Earlier this week Apple had their third product announcement event in as many months. This week’s even focused on the Mac and provided more detail on the company’s move from standard Intel-based CPU chips to their own design, dubbed “Apple Silicon”. During the event Apple talked about impressive bumps in computing speed and, probably more noticeable to the average consumer, battery life. There was talk of some Mac models lasting nearly 20 hours on one charge.
That’s impressive.
Apple also announced the final release date of their latest version of macOS, dubbed “Big Sur”. Originally announced in June at WWDC, “Big Sur” is the first version of macOS to not be a “10-dot-something” since the year 2000. Big Sur incorporates new design elements that are somewhat more relatable to the iPhone and iPad users and is designed to run well on both traditional Macs with Intel CPUs and then new Macs running Apple Silicon.
As an iOS developer, I’ve been running macOS Big Sur for a couple of months. I jumped on the beta in mid August and it has been surprisingly rock solid for the entire experience, to the point that I forgot I was still running a beta. I jumped onto the “Gold Master” or release candidate earlier this week. It has maintained its rock solid status for both me and for my husband when I updated his MacBook Pro on official release day.

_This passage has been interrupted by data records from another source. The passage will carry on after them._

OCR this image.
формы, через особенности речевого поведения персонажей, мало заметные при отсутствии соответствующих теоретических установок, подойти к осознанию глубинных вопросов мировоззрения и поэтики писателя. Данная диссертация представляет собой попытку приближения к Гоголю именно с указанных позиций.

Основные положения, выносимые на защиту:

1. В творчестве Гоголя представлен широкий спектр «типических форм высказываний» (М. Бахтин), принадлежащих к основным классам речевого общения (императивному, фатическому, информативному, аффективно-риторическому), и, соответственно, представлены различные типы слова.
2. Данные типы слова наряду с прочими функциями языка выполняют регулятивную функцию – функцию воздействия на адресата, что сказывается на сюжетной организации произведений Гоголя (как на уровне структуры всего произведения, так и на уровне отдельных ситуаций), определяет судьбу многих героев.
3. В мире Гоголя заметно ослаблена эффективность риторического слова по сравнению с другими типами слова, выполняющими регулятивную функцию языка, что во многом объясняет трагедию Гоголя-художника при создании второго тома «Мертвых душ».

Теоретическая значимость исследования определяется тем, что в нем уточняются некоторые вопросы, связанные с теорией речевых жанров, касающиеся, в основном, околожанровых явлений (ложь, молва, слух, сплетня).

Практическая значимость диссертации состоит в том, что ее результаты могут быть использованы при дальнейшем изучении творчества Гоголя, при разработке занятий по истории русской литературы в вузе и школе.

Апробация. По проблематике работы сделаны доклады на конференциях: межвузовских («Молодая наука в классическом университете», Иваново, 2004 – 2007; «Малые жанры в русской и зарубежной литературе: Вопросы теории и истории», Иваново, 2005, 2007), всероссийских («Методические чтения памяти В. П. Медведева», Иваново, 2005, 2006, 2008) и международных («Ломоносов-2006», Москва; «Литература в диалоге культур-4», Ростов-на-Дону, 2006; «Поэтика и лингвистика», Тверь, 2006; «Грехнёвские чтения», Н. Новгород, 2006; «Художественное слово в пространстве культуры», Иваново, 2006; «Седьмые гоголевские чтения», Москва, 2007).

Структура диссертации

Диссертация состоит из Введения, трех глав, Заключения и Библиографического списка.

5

There’s plenty of reviews and guides and videos and the like around the details of the new operating system scattered all over the Internet, so I shan’t bore you with the intricacies of what’s changed, but I find the Big Sur experience to be very comfortable, pleasing to the eye, and a slightly faster version of the “same old, same old” I’ve been enjoying on my 2015 MacBook Pro since, well, 2015. Yes, it has a fresh look to it but it works and functions like it always has and that’s what we have, right? Advancements? Maybe a little. Revolutionary? Not at all. Evolutionary? Maybe a tad. Apple likes to play it safe with these things.
The thing is, I don’t find anything else out there to be as polished or as reliable as macOS, at least anything that offers some sort of flexibility for both the casual user and the technical diehard. On a recent Linux podcast they were celebrating the fact that one Linux desktop can now control Philips Hue lights from the computer, something we’ve been able to do for many years on a Mac. I like what Linux is trying to do, but it feels like it’s lagging behind. Google’s ChromeOS locks me into a web browser all the time, and Windows 10 is, well, pretty much the same Windows as Windows 2000. (Much like macOS is a lot like the Mac OS X released in 2001).
I watch “Star Trek” and see holograms and people waving their hands at projected desktops and the like and I wonder if we’re ever going to get there. Probably after I’m dead. In the meantime, I’ll enjoy what I have.